How to find a modular multiplicative inverse when GCD is not 1

Multiplicative inverses only exist when the gcd is $1$. Let's see why.

Suppose our two numbers $a,b$ have gcd $d > 1$. Our goal is to find a multiplicative inverse for $a \pmod b$, which means we want to find an $x$ so that

$$ax \equiv 1 \pmod b.$$

Translating this out of mod notation means we want an $x$ so that $ax = 1 + by$, for some $y$. Rearranging this gives

$$ax - by = 1.$$

The problem is that $d$ divides both $a$ and $b$, and so $d$ divides the left hand side. This means $d$ must divide the right hand side too, but this is impossible as $d > 1$. So we do not have a multiplicative inverse.

$gcd(a,b)=1 \iff \exists r,s : ra+sb=1 \iff \exists r: ra \equiv 1 \text{ mod } b \iff a \in (\mathbb Z/b \mathbb Z)^*$ (units of $\mathbb Z/b \mathbb Z$) And as you can see in the second last step the units are the invertible elements of $\mathbb Z/b \mathbb Z$. That means if $gcd(a,b) \neq 1$ then $a$ is not invertible in $\mathbb Z/b \mathbb Z$.

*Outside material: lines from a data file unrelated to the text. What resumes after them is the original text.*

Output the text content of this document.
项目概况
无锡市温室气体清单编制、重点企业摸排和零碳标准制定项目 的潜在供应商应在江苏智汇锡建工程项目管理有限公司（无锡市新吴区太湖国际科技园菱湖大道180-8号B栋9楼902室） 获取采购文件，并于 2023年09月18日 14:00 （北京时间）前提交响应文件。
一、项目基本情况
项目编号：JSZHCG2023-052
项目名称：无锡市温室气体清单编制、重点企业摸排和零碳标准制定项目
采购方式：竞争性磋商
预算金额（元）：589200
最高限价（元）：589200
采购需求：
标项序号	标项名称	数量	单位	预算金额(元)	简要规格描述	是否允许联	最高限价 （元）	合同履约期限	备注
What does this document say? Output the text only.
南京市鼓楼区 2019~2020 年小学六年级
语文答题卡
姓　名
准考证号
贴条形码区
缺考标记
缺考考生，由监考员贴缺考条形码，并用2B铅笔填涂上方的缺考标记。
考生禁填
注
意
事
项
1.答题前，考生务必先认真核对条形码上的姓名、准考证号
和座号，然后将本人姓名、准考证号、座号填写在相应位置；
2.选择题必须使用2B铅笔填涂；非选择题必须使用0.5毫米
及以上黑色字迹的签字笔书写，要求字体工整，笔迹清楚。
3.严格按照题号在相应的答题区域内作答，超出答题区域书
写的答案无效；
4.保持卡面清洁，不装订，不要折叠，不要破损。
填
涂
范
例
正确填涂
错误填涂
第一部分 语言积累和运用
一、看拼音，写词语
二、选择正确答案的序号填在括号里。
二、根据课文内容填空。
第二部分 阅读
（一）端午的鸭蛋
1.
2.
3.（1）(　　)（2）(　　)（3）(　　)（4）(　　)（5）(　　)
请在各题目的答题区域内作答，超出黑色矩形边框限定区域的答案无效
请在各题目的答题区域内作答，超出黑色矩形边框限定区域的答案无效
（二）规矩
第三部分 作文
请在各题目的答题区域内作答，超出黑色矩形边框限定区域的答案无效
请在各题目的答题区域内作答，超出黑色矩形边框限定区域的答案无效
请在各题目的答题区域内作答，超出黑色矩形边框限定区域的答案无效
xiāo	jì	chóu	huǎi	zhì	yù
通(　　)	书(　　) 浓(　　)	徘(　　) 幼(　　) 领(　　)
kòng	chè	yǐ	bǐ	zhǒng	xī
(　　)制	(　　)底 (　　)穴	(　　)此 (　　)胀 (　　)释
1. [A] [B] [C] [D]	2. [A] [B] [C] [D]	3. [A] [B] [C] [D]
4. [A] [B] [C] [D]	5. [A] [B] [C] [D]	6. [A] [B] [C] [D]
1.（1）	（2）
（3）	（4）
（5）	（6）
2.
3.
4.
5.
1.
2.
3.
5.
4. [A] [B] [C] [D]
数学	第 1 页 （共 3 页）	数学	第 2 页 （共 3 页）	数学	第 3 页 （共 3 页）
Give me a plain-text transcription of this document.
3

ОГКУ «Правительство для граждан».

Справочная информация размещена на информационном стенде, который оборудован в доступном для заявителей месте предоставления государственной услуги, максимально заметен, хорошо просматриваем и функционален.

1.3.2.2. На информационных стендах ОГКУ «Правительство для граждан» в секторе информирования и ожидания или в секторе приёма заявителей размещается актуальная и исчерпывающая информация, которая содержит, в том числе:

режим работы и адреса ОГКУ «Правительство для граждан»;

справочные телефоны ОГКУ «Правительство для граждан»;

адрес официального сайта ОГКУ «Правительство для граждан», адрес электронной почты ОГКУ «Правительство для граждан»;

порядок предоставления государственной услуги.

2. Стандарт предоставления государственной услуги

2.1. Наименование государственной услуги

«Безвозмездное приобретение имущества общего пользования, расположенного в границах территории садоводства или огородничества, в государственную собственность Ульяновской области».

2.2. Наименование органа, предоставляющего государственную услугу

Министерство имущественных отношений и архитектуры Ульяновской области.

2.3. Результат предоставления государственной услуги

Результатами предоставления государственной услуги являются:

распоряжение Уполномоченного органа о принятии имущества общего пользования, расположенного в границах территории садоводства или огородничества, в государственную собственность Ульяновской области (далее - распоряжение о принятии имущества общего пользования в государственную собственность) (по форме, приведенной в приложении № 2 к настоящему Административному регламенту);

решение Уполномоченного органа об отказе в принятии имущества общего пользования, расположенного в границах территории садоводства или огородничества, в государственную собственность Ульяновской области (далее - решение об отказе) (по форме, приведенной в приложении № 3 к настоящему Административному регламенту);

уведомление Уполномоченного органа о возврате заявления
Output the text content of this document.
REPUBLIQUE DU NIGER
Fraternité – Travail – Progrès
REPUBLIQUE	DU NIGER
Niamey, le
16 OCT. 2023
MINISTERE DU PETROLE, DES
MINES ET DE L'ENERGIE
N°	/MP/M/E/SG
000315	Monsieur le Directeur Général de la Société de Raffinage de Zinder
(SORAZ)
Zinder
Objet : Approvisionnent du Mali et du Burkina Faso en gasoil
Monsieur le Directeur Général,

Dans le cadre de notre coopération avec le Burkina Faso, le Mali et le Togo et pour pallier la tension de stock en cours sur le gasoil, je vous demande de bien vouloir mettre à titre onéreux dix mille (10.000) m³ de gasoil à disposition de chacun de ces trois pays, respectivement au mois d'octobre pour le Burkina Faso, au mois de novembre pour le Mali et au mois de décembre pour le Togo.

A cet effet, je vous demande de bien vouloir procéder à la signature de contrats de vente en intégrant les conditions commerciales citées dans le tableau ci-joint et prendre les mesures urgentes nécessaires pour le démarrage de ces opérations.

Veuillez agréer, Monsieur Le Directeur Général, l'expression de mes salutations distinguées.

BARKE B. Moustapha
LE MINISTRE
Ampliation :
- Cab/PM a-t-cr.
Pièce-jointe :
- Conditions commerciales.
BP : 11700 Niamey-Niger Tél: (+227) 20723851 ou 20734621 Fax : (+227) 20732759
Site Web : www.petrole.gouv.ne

Say there is an inverse to $a$ mod $b$. Call it $x$. Then $ax \equiv 1 \pmod{b}$. This is the same thing as saying $ax + by = 1$ for some $y \in \mathbb{Z}$. But if $a$ and $b$ have a common factor $d$, then cleary $d$ divides $1$. This forces $d = \pm 1$, so the GCD of $a$ and $b$ must be $1$.

Therefore, inverses exist iff $a$ is coprime to $b$.

Wikihow notes in part:

If it isn't already, put the equation in the form ax + by = c.

....

If a, b, and c have a common factor, then simplify the equation by dividing the left and right sides of the equation by that factor. If a and b have a common factor not shared by c, then stop. There are no integer solutions.